Use an embedding NVIDIA NIM to create a vector database	Add a deployed embedding NVIDIA NIM to a Use Case with a vector database to enrich prompts in the playground with relevant context before they are sent to the LLM.
Use NVIDIA NeMo Guardrails in a moderation framework to secure your application	Connect NVIDIA NeMo Guardrails to deployed text generation models to guard against off-topic discussions, unsafe content, and jailbreaking attempts.
Use a text generation NVIDIA NIM in an application template	Customize application templates from DataRobot to use a registered or deployed NVIDIA NIM text generation model.

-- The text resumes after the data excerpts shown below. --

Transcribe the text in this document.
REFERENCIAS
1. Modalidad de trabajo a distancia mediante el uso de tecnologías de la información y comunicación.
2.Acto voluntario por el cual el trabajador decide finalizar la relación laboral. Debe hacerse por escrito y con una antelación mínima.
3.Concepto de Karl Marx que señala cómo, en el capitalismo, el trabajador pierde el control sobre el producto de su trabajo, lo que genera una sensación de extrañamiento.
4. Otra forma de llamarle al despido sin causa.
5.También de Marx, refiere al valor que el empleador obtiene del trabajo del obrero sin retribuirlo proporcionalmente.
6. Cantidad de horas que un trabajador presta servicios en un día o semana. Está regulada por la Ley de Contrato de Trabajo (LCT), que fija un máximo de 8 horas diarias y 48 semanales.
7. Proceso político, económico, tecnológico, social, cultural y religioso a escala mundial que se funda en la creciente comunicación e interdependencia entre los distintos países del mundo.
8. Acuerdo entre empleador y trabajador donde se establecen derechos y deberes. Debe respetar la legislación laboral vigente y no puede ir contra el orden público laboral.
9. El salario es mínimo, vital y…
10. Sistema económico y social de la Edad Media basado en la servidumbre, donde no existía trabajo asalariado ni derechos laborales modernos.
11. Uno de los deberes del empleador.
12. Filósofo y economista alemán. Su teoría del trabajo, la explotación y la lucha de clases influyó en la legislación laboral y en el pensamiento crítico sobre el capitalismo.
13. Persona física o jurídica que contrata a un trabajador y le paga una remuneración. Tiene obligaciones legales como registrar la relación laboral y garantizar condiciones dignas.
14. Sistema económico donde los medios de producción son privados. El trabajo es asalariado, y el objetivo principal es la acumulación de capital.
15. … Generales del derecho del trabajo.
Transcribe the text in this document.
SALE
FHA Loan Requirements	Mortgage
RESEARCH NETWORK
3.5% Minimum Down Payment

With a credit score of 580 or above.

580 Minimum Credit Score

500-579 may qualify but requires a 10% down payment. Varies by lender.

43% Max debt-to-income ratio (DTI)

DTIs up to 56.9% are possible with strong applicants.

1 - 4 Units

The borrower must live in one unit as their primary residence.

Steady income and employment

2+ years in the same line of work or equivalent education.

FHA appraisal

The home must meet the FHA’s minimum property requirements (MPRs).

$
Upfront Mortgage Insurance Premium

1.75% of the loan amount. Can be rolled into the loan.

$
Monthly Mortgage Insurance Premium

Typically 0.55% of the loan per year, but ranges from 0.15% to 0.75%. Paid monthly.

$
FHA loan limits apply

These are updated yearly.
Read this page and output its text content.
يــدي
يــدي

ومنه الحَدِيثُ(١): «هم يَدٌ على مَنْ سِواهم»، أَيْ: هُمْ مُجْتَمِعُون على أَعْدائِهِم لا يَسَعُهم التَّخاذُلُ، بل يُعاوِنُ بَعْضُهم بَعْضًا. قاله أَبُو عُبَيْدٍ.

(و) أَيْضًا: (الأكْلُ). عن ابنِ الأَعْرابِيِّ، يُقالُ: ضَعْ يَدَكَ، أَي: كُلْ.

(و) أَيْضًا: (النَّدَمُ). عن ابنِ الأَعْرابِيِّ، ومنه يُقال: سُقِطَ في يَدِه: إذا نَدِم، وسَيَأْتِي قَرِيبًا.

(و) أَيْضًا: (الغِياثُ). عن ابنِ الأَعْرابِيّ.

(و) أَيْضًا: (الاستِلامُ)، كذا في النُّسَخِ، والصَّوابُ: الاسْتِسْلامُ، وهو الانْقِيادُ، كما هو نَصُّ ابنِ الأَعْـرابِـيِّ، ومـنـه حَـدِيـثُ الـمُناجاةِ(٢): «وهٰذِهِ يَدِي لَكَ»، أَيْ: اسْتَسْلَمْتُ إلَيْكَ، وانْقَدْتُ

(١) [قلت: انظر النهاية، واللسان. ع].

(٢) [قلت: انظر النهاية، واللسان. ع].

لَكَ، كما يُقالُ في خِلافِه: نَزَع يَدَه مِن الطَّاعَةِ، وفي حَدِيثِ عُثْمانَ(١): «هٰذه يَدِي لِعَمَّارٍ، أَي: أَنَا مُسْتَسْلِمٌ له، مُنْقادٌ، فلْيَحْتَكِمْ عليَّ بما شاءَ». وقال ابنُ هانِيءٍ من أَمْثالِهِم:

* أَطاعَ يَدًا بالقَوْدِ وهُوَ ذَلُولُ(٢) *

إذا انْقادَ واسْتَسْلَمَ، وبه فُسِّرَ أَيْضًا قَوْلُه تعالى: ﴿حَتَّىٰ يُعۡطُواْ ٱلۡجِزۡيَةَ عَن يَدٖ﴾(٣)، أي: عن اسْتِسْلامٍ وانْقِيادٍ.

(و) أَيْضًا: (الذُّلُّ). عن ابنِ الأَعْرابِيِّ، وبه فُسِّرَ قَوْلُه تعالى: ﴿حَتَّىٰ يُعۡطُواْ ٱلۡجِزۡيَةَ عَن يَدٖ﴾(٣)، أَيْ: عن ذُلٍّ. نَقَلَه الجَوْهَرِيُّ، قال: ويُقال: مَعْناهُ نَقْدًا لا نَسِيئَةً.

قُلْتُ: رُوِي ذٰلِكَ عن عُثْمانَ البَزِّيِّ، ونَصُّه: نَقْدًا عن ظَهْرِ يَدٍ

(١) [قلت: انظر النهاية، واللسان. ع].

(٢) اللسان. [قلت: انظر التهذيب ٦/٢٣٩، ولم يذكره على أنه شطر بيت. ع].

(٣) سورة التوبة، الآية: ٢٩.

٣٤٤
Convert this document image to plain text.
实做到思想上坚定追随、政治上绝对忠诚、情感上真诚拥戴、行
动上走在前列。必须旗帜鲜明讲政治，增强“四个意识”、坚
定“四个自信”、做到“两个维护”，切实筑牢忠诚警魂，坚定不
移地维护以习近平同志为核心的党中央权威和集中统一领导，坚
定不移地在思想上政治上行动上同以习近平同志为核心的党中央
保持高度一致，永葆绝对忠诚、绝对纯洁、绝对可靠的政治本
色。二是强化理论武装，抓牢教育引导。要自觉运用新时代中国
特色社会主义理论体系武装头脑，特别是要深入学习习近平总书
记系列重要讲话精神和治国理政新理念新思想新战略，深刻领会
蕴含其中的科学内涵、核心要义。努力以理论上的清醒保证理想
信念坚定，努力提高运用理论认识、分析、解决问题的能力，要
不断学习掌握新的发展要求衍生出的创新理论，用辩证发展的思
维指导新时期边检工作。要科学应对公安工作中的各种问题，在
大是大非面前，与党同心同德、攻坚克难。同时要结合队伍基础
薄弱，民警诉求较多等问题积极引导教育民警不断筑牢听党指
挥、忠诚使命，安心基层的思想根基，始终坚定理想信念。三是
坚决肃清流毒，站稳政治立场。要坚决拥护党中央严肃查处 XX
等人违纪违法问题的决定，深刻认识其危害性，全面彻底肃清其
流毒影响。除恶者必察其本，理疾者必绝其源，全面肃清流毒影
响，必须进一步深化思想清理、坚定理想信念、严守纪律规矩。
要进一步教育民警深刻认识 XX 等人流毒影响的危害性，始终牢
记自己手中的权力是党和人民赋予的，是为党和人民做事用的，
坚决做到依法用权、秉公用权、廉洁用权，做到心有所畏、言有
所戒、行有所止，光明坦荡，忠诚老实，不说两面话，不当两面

Create an inference endpoint for NVIDIA NIM¶

The NVIDIA AI Enterprise integration with DataRobot starts in the Registry, where you can import NIM containers from the NVIDIA AI Enterprise catalog. The resulting registered model is optimized for deployment to Console and is compatible with the DataRobot monitoring and governance framework.

NVIDIA NIM provides optimized foundational models you can add to a playground in Workbench for evaluation and inclusion in agentic blueprints, embedding models used to create vector databases, and NVIDIA NeMo Guardrails used in the DataRobot moderation framework to secure your agentic application.

On the Models tab in the Registry, register NVIDIA NIM models from the NVIDIA GPU Cloud (NGC) gallery, selecting the model name and performance profile and reviewing the information provided on the model card.

After the model is registered, deploy it to a DataRobot Serverless prediction environment. To deploy a registered model to a DataRobot Serverless environment, on the Models tab, locate and click the registered NIM, and then click the version to deploy. Then in the registered model version, you can review the version information and click Deploy.

After the model is deployed to a DataRobot Serverless prediction environment, you can access real-time prediction snippets from the deployment's Predictions tab. The requirements for running the prediction snippet depends on the model type: text generation or unstructured. When you add a NIM to the Registry in DataRobot, LLMs are imported as Text Generation models, allowing you to use the Bolt-on Governance API to communicate with the deployed NIM. Other types of models are imported as unstructured models, where endpoints provided by the NIM containers are exposed to communicate with the deployed NIM. This provides the flexibility required to deploy any NIM on GPU infrastructure using DataRobot Serverless Compute.